Black firms shutout of miami-dade public schools construction contracts

M-D School’s disparity study confirm Black business neglect

12/17/2013, 1:24 p.m.
With billions being spent over the next several years in the construction and/or renovation of Miami-Dade County Public Schools [M-DCPS], ...
D.C. Clark

M-DCPS School Board Member Dr. Dorothy Bendross- Mindingall says the disparity study will allow them to create policy “that promotes inclusion of all subgroups of Miami-Dade County.”

“This phase of the report was expedited to coincide with the recently-established bond construction program and the draft report found disparities. This is significant because this will allow us to create a set-aside program for minorities and women. This study will give us more latitude to pursue inclusion in capital construction in the future. Phase 2 will cover procurement of goods and services and maintenance.”

“I applaud the efforts of the entire school board for implementing change that was neglected for over 20 years in our district,” said Christopher Norwood, former chair of the M-DCPS M/WBE Advisory Committee. “We should be asking why the Black community was not as engaged in demanding this study then from our school leadership.”

Dissenting views

Darryl Holsendolph, a Miami native, private consultant and recently-elected president of the Dade Coalition for Education and Economic Justice, a multi-racial group of educators, parents and business leaders, says he has problems with how the data was sorted and interpreted in the disparity study.

“We believe that close to $1 billion dollars of M-DCPS maintenance construction and repair work data was not included in the construction portion of the disparity study,” he said. “What is most insulting to our Coalition is they want us to believe and accept their recently-created definition of capital construction just for the purpose of tainting the disparity study data. Florida State Statue 1013 defines capital construction and we demand that definition be used for the construction phase of the study. Shame on all of you who would attempt to deceive an already oppressed community.”

But perhaps the most scathing criticism came from Miami native and president of Miami Central’s alumni association, D.C. Clark who represents Central as part of the Inner City Alumni for a Responsible Education [I-CARE].

“We’ve been saying there was a disparity and telling the superintendent that forever,” he said. “When he came here only 1.4 percent of Black contractors were getting contracts. We believe this report does nothing more than put a spin on the numbers. So they spent $400,000 for this report to be done but used the wrong years to study. They should have used 2005 to 2011 and that’s what was the original intent.
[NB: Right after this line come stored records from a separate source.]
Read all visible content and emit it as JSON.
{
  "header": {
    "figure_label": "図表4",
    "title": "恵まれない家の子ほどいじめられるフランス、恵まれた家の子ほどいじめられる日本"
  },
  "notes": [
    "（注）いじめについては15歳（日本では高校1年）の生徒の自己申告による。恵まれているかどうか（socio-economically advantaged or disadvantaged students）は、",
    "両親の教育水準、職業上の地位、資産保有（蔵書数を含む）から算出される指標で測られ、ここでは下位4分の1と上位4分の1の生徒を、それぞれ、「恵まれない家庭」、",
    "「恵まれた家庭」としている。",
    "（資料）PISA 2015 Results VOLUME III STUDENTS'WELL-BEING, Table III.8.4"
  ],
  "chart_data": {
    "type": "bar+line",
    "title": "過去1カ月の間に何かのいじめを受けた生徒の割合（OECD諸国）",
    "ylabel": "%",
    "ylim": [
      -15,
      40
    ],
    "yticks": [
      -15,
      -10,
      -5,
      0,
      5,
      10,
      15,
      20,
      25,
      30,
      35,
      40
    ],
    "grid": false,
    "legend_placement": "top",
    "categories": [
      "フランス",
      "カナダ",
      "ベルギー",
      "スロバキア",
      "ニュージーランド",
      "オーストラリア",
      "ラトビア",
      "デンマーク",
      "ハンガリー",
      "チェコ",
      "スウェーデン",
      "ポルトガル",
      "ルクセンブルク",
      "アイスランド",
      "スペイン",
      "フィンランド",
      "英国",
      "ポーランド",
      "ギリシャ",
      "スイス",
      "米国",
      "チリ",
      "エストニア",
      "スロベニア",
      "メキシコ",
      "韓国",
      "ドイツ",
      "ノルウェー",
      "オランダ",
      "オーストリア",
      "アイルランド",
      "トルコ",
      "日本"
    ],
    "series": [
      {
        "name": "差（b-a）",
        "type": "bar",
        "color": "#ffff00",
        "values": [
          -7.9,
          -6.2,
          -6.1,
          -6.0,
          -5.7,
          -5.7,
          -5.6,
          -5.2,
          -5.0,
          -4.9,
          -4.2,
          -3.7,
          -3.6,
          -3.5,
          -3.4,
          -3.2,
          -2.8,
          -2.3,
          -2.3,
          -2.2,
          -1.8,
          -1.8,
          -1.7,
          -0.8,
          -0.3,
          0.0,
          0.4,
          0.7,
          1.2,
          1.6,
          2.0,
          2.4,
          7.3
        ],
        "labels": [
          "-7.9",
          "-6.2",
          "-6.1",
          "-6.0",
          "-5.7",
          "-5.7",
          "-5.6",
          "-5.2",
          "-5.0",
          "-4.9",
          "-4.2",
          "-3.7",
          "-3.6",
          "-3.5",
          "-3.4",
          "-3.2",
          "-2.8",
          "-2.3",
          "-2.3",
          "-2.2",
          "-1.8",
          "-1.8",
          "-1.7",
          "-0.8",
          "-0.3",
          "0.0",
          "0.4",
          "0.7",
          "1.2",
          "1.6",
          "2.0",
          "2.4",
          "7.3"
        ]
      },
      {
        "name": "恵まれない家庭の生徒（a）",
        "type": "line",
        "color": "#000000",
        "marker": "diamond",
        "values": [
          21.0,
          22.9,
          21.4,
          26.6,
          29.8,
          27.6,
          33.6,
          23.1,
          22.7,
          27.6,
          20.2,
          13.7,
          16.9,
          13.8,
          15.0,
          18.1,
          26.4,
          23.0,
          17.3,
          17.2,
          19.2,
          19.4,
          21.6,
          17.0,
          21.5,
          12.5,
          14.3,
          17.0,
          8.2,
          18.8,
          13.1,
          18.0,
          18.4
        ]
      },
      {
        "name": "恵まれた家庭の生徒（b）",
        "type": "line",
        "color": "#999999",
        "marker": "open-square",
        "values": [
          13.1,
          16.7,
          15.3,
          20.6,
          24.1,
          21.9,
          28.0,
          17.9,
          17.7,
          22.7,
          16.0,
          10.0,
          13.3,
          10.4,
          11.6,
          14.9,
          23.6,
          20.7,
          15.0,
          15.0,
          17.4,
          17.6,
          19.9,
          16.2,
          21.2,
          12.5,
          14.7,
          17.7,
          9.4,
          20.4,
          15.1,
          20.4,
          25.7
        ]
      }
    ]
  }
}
We believe they omitted 2005 so that they could boost their findings. Look we just want inner city schools to get the resources that they both need and deserve. We all know that Black contractors, among others, haven’t been getting their fair share and the study proves us right. But if the officials were honest, they’d tell you this report doesn’t give them one reason to celebrate. They’re simply spinning the truth so they can continue to give the bulk of the contracts to Cuban businesses.”